Por: Antonieta B. de De Hoyos
Carolina Minerva Castillo Mireles,
nació en Saltillo Coahuila el 18 de
agosto de 1918, en el seno de una familia de la clase media, hija menor del
matrimonio formado por Doña Agripina Mireles Treviño y Don Ramón Castillo. Huérfana
de padre a muy temprana edad, admiró el esfuerzo con que su madre convirtió a
sus tres hijos en profesionistas al inscribirlos en la Benemérita Escuela Normal del Estado.
Ahí conoció a Eduardo Luis Barrientos
Lucio, se relacionaron, se enamoraron y
se casaron. Pronto cambiaron su residencia a la ciudad de Piedras Negras, lugar
donde su esposo adquirió una Patente de Agente Aduanal. Procrearon cuatro hijos,
Teodoro Ariel, Eduardo Luis, María Antonieta y María Carolina, completaba la felicidad
de la familia la “Nany”, mujer hacendosa
que hasta el final de sus días fue el brazo derecho de mamá.
En el hogar se multiplicaba, pintaba
paredes, resanaba muebles, reparaba todo, su ánimo jamás decayó.
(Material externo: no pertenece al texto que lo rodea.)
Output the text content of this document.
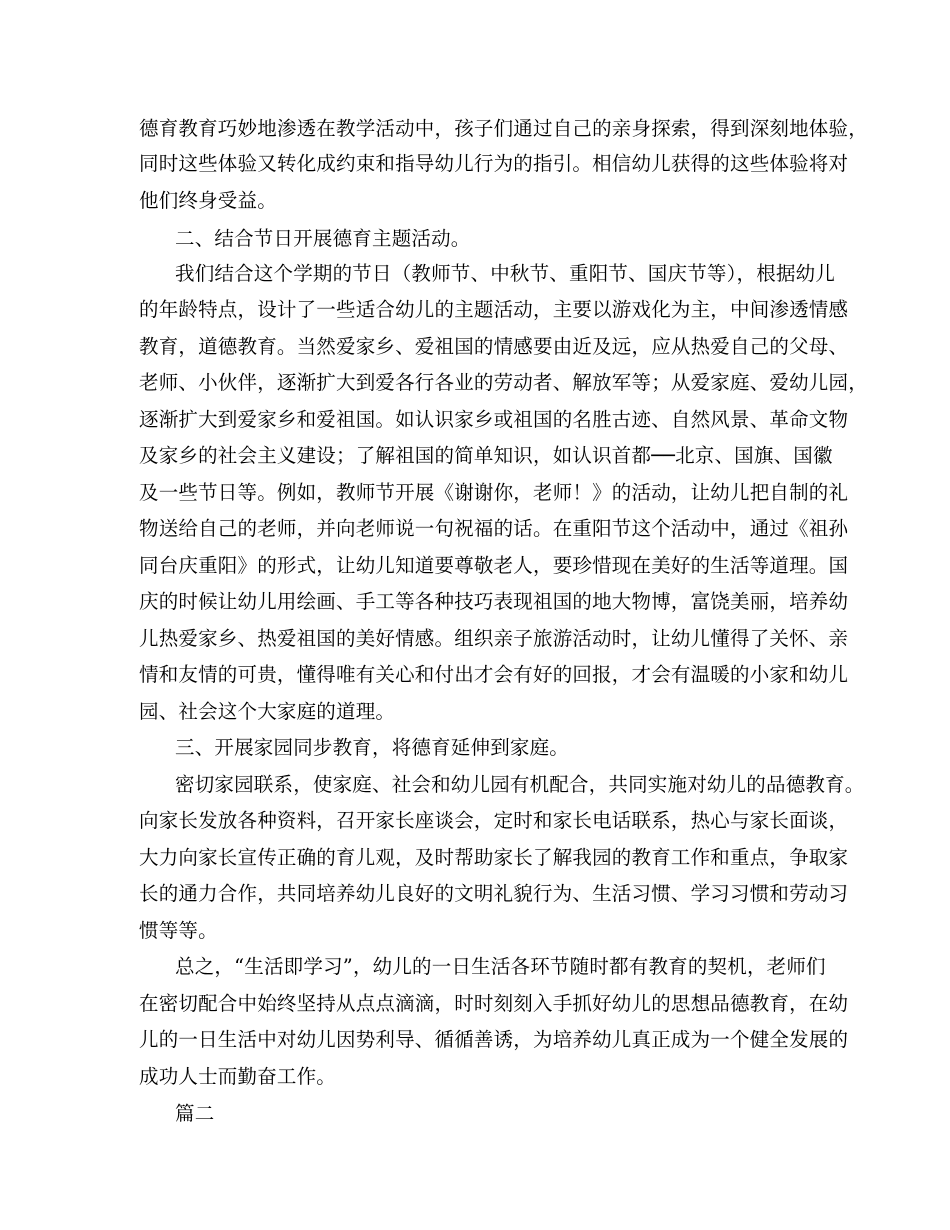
德育教育巧妙地渗透在教学活动中，孩子们通过自己的亲身探索，得到深刻地体验，
同时这些体验又转化成约束和指导幼儿行为的指引。相信幼儿获得的这些体验将对
他们终身受益。
二、结合节日开展德育主题活动。
我们结合这个学期的节日（教师节、中秋节、重阳节、国庆节等），根据幼儿
的年龄特点，设计了一些适合幼儿的主题活动，主要以游戏化为主，中间渗透情感
教育，道德教育。当然爱家乡、爱祖国的情感要由近及远，应从热爱自己的父母、
老师、小伙伴，逐渐扩大到爱各行各业的劳动者、解放军等；从爱家庭、爱幼儿园，
逐渐扩大到爱家乡和爱祖国。如认识家乡或祖国的名胜古迹、自然风景、革命文物
及家乡的社会主义建设；了解祖国的简单知识，如认识首都──北京、国旗、国徽
及一些节日等。例如，教师节开展《谢谢你，老师！》的活动，让幼儿把自制的礼
物送给自己的老师，并向老师说一句祝福的话。在重阳节这个活动中，通过《祖孙
同台庆重阳》的形式，让幼儿知道要尊敬老人，要珍惜现在美好的生活等道理。国
庆的时候让幼儿用绘画、手工等各种技巧表现祖国的地大物博，富饶美丽，培养幼
儿热爱家乡、热爱祖国的美好情感。组织亲子旅游活动时，让幼儿懂得了关怀、亲
情和友情的可贵，懂得唯有关心和付出才会有好的回报，才会有温暖的小家和幼儿
园、社会这个大家庭的道理。
三、开展家园同步教育，将德育延伸到家庭。
密切家园联系，使家庭、社会和幼儿园有机配合，共同实施对幼儿的品德教育。
向家长发放各种资料，召开家长座谈会，定时和家长电话联系，热心与家长面谈，
大力向家长宣传正确的育儿观，及时帮助家长了解我园的教育工作和重点，争取家
长的通力合作，共同培养幼儿良好的文明礼貌行为、生活习惯、学习习惯和劳动习
惯等等。
总之，“生活即学习”，幼儿的一日生活各环节随时都有教育的契机，老师们
在密切配合中始终坚持从点点滴滴，时时刻刻入手抓好幼儿的思想品德教育，在幼
儿的一日生活中对幼儿因势利导、循循善诱，为培养幼儿真正成为一个健全发展的
成功人士而勤奋工作。
篇二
Renuncia a la
docencia para ocuparse de la casa y reanuda su labor magisterial cuando los
hijos salen de la ciudad a continuar sus estudios.
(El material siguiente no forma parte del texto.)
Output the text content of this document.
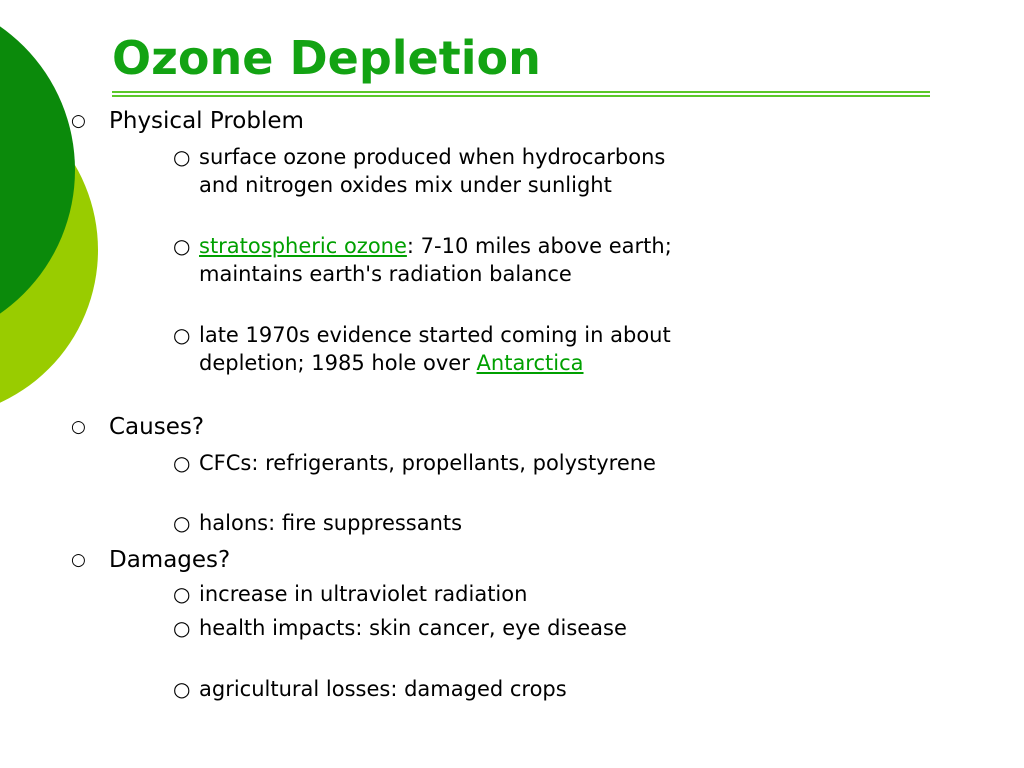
Ozone Depletion
○ Physical Problem
○ surface ozone produced when hydrocarbons and nitrogen oxides mix under sunlight
○ stratospheric ozone: 7-10 miles above earth; maintains earth's radiation balance
○ late 1970s evidence started coming in about depletion; 1985 hole over Antarctica
○ Causes?
○ CFCs: refrigerants, propellants, polystyrene
○ halons: fire suppressants
○ Damages?
○ increase in ultraviolet radiation
○ health impacts: skin cancer, eye disease
○ agricultural losses: damaged crops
Además de los quehaceres hogareños, hacía
hermosas manualidades, cocinaba exquisito y era una excelente repostera, de
carácter muy alegre, cantaba, bailaba, escribía
versos y recitaba los que recordaba.
Aunque no asistía con frecuencia a
misa tenía su santo de devoción, San Juditas Tadeo, al que le encendía una
veladora en los momentos difíciles. Pocas veces la vimos triste, quizás porque
no quería mortificarnos. Como administradora era muy buena, el dinero siempre
le alcanzaba y hasta se daba el lujo de ahorrar. Tuvo pocas pero muy queridas
amistades.
Los años la embellecieron, su mirada
limpia, sus manos cálidas, sus palabras dulces y sus sabios consejos, lograron
que nosotros saliéramos adelante. Amó intensamente a su familia y lo demostró
con hechos, pues por encima de las calamidades permanecía erguida. Vivió las
altas y bajas de la economía con una fe y una esperanza ilimitada en la
voluntad de Dios. Remendó ropa y remendó corazones de adolescentes y jóvenes,
fue el indispensable paño de lágrimas de sus hijos.
Maestra por convicción, su inmenso deseo
de servir emergía de su corazón. Para
ella el orden, la disciplina, la responsabilidad, la puntualidad, el respeto,
la honradez, eran virtudes que no podían faltar ni en el aula ni en la casa. Siempre
repetía que nada es para siempre, que lo bueno y lo malo pasa, que debíamos aprender
a disfrutarlos y afrontarlos.
Estuvo con nosotros en todo momento,
hasta en su vejez, pues aun y cuando en los últimos años tuvo problemas con su
memoria, ella seguía diciéndonos que nos amaba con su mirada, su sonrisa y sus caricias.
Nos enseñó a vencer obstáculos y a levantarnos de las caídas, a perdonar, a no
odiar, pero sobre todo a servir a los demás.
Falleció en Saltillo el 22 de junio de
2002, rodeada de sus hijos y nietos que viven allá, había cumplido 84 años,
mismos que vivió con dignidad y sobriedad.